Private Equity-Owned Hospitals Linked to Substandard Quality of Care

New research found that patients at private equity-owned healthcare facilities experience higher rates of adverse health outcomes than those receiving care in other hospitals.

In a study published on December 26 in the Journal of the American Medical Association, Harvard Medical School (HMS) researchers examined patient outcomes and quality of care in hospitals recently acquired by private equity firms. The team found that hospital-related adverse events — including falls and intravenous (IV) related bloodstream infections — increased by around 25% after a private equity took over a hospital.

"We had previously found that private equity acquisitions led to higher charges, prices, and societal spending.
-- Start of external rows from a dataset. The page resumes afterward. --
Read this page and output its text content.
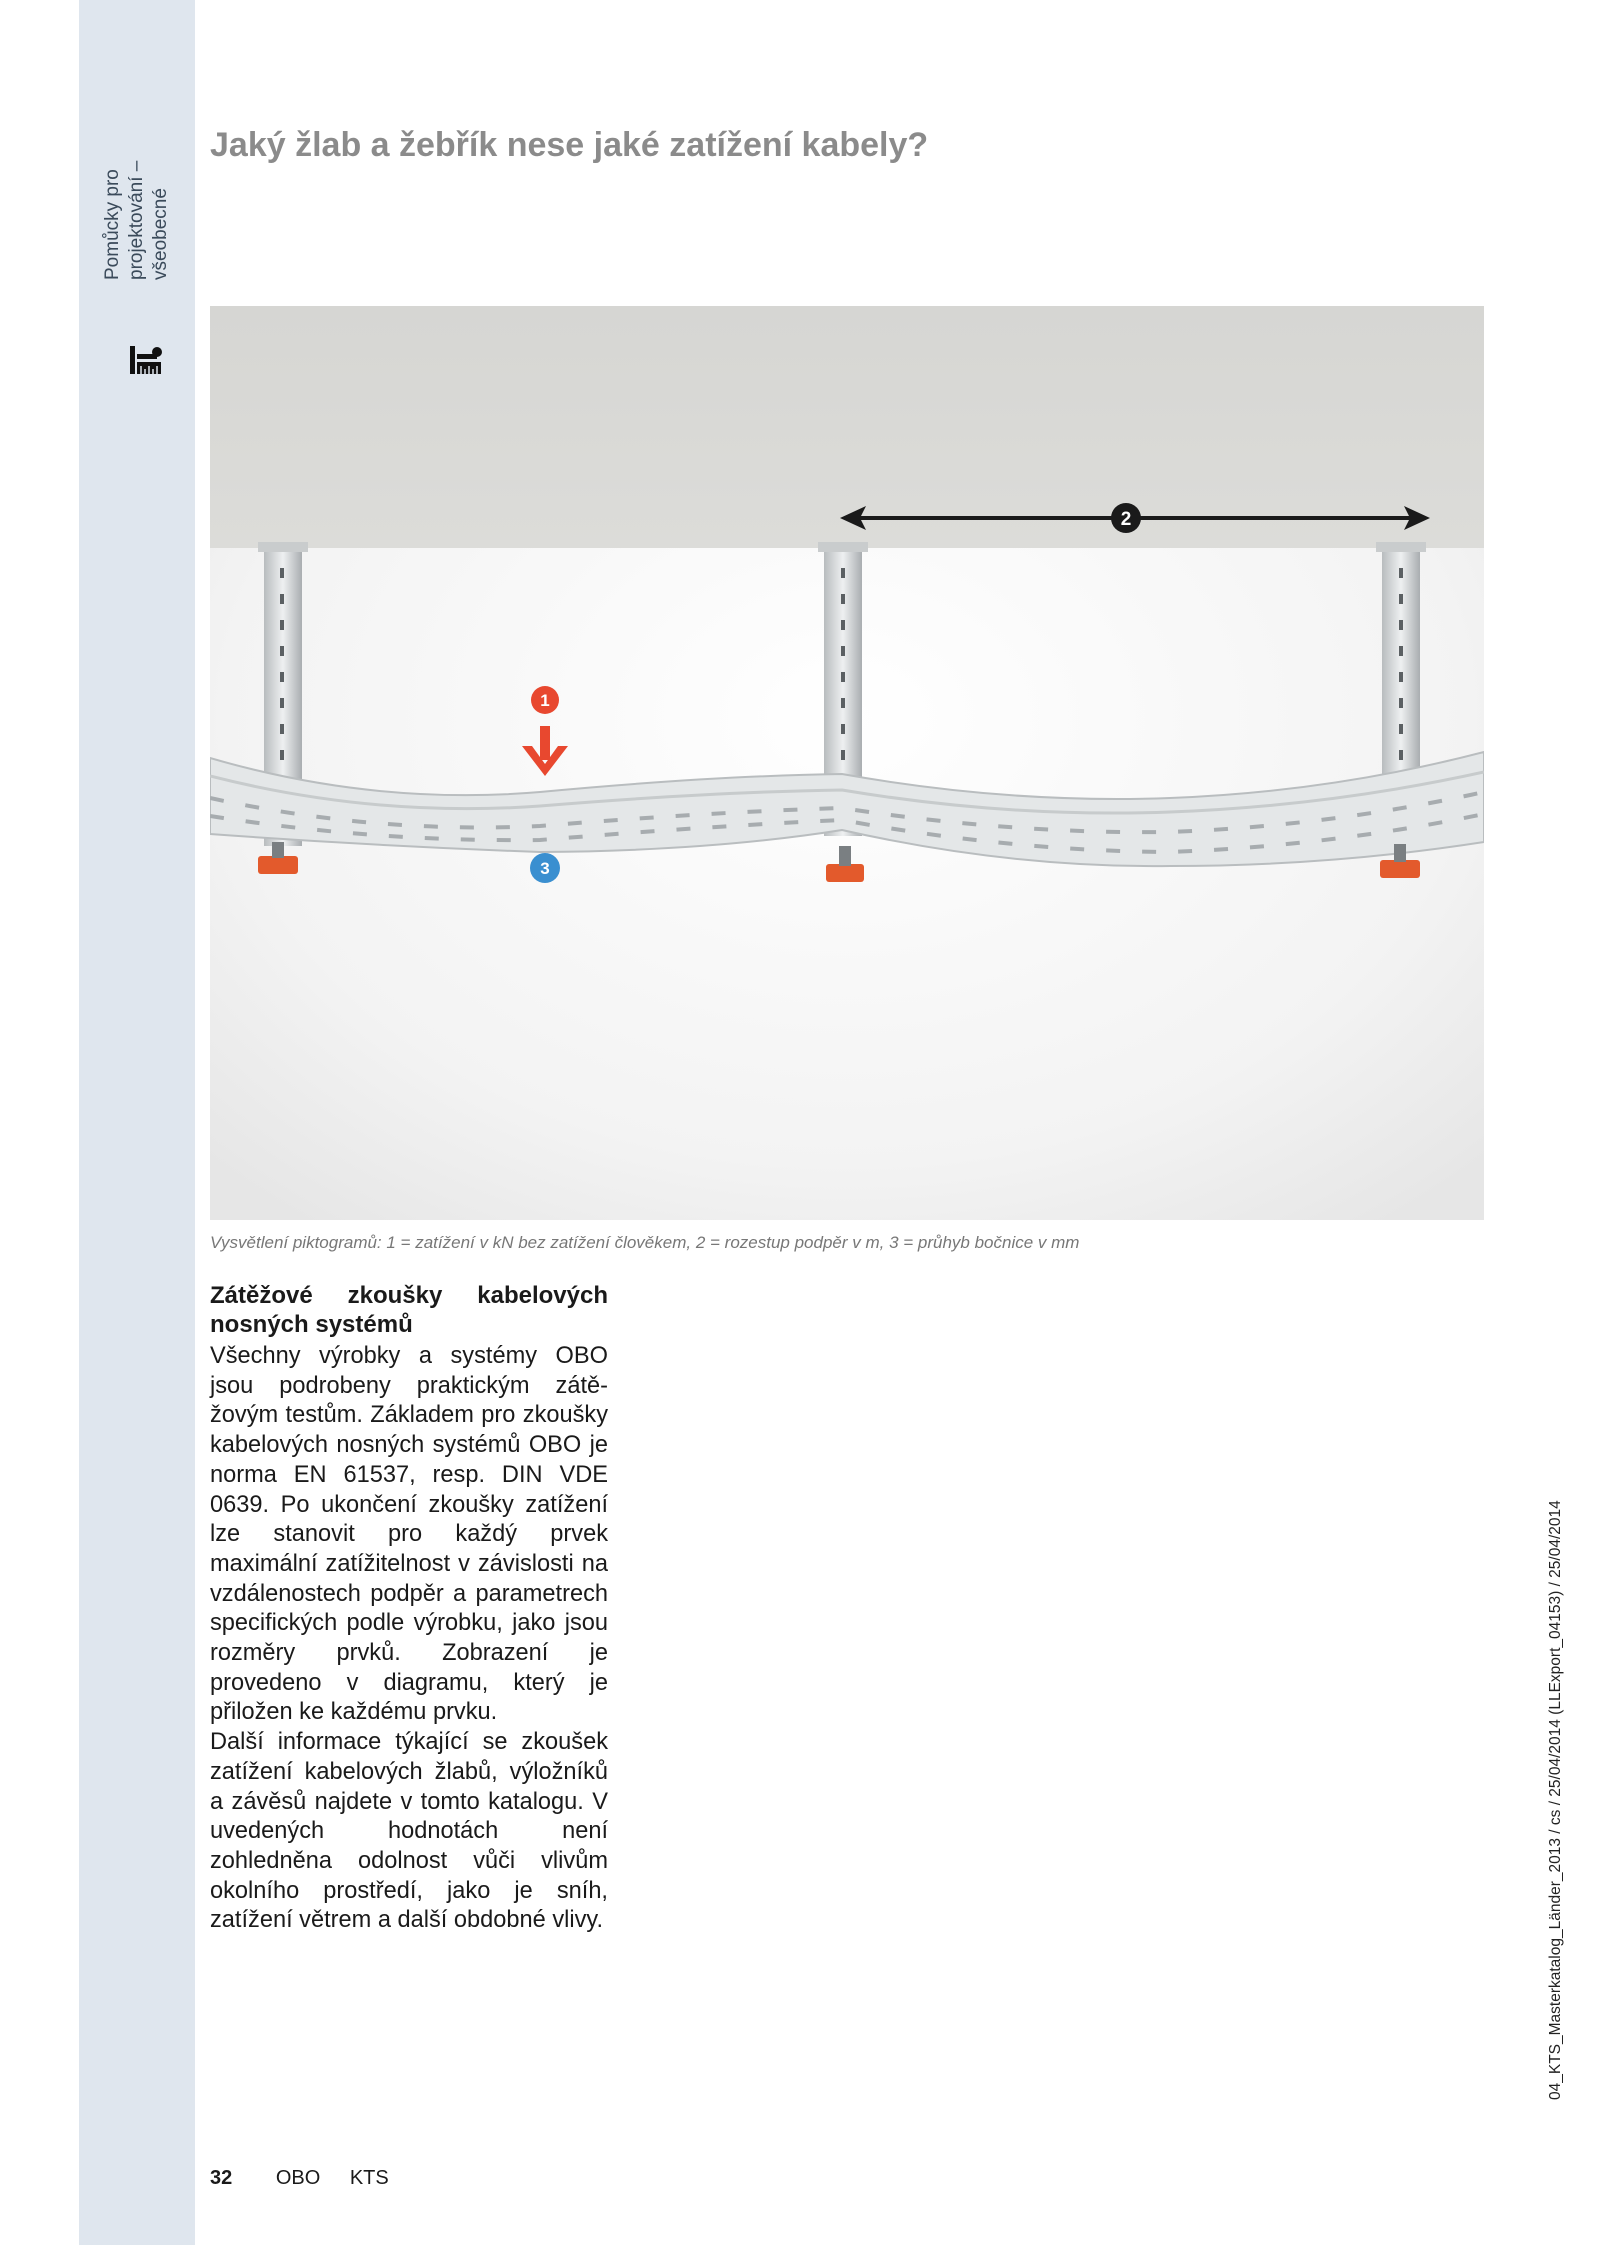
Pomůcky pro projektování – všeobecné
Jaký žlab a žebřík nese jaké zatížení kabely?
2
1
3
Vysvětlení piktogramů: 1 = zatížení v kN bez zatížení člověkem, 2 = rozestup podpěr v m, 3 = průhyb bočnice v mm
Zátěžové zkoušky kabelových nosných systémů

Všechny výrobky a systémy OBO jsou podrobeny praktickým zátěžovým testům. Základem pro zkoušky kabelových nosných systémů OBO je norma EN 61537, resp. DIN VDE 0639. Po ukončení zkoušky zatížení lze stanovit pro každý prvek maximální zatížitelnost v závislosti na vzdálenostech podpěr a parametrech specifických podle výrobku, jako jsou rozměry prvků. Zobrazení je provedeno v diagramu, který je přiložen ke každému prvku.

Další informace týkající se zkoušek zatížení kabelových žlabů, výložníků a závěsů najdete v tomto katalogu. V uvedených hodnotách není zohledněna odolnost vůči vlivům okolního prostředí, jako je sníh, zatížení větrem a další obdobné vlivy.	04_KTS_Masterkatalog_Länder_2013 / cs / 25/04/2014 (LLExport_04153) / 25/04/2014
32 OBO KTS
Now, we're learning that there are also downstream concerns for the clinical quality of care delivered to hospital patients," said study author Zirui Song, an associate professor at the Blavatnik Institute and director of research in the Center for Primary Care at HMS, in a Harvard press release.

To conduct the study, the investigators examined Medicare Part A claims data of more than 662,000 people hospitalized from 2009 through 2019 at 51 hospitals in the United States. The hospitals included were acquired by private equity firms between 2010 and 2017.

The researchers analyzed the frequency of hospital-related adverse events up to three years before and after a private equity acquired the facility and compared this data with 4,160,720 hospitalizations at 259 hospitals not owned by these firms.

After completing the review, the team found that hospitals recently acquired by a private equity firm experienced a 25.4% increase in hospital-acquired conditions — primarily due to falls and bloodstream infections. For example, the researchers observed a 37.7% rise in IV-related bloodstream infections even though these hospitals placed 16.2% fewer central lines after acquisition.

Moreover, surgical site infections doubled from 10.8 to 21.6 per 10,000 hospitalizations at private equity-owned hospitals despite an 8.1% reduction in surgical procedures after the firm took over the facility. In contrast, this type of infection decreased at hospitals not owned by private equity firms.

Still, the analysis also revealed that in-hospital mortality decreased slightly at private equity-owned facilities compared to control hospitals. However, the team found no differences in mortality up to 30 days after hospital discharge.

The study's authors say their findings heighten the concerns about the rise in private equity hospital ownership and the impact this may have on the quality of patient care.

Over the last decade, private equity investors spent $1 trillion on healthcare facility acquisitions, according to The Commonwealth Fund.

What is a private equity-owned healthcare facility?

A private equity firm is an investment company that purchases businesses using capital from investors or its own funds. Typically, these firms are not listed publicly or traded on the stock market and are not subject to the same regulations as public companies.

In contrast, a public investor-owned company is a public entity that trades shares on the stock exchange. An example of this type of entity is Universal Health Group.

Data from the Private Equity Stakeholder Project indicates that private equity firms own at least 386 hospitals in the United States — a third of which serve patients in rural areas.

Moreover, only a few firms dominate the list of private equity-owned hospitals. These include:

  • Apollo Global Management (LifePoint Health, ScionHealth)
  • Equity Group Investments (Ardent Health Services)
  • One Equity Partners (Ernest Health)
  • Surgery Partners (Bain Capital)
  • Webster Equity Partners (Oceans Healthcare)

Types of facilities owned by private equity firms include non-specialty acute care and psychiatric hospitals, as well as rehabilitation and long-term care facilities.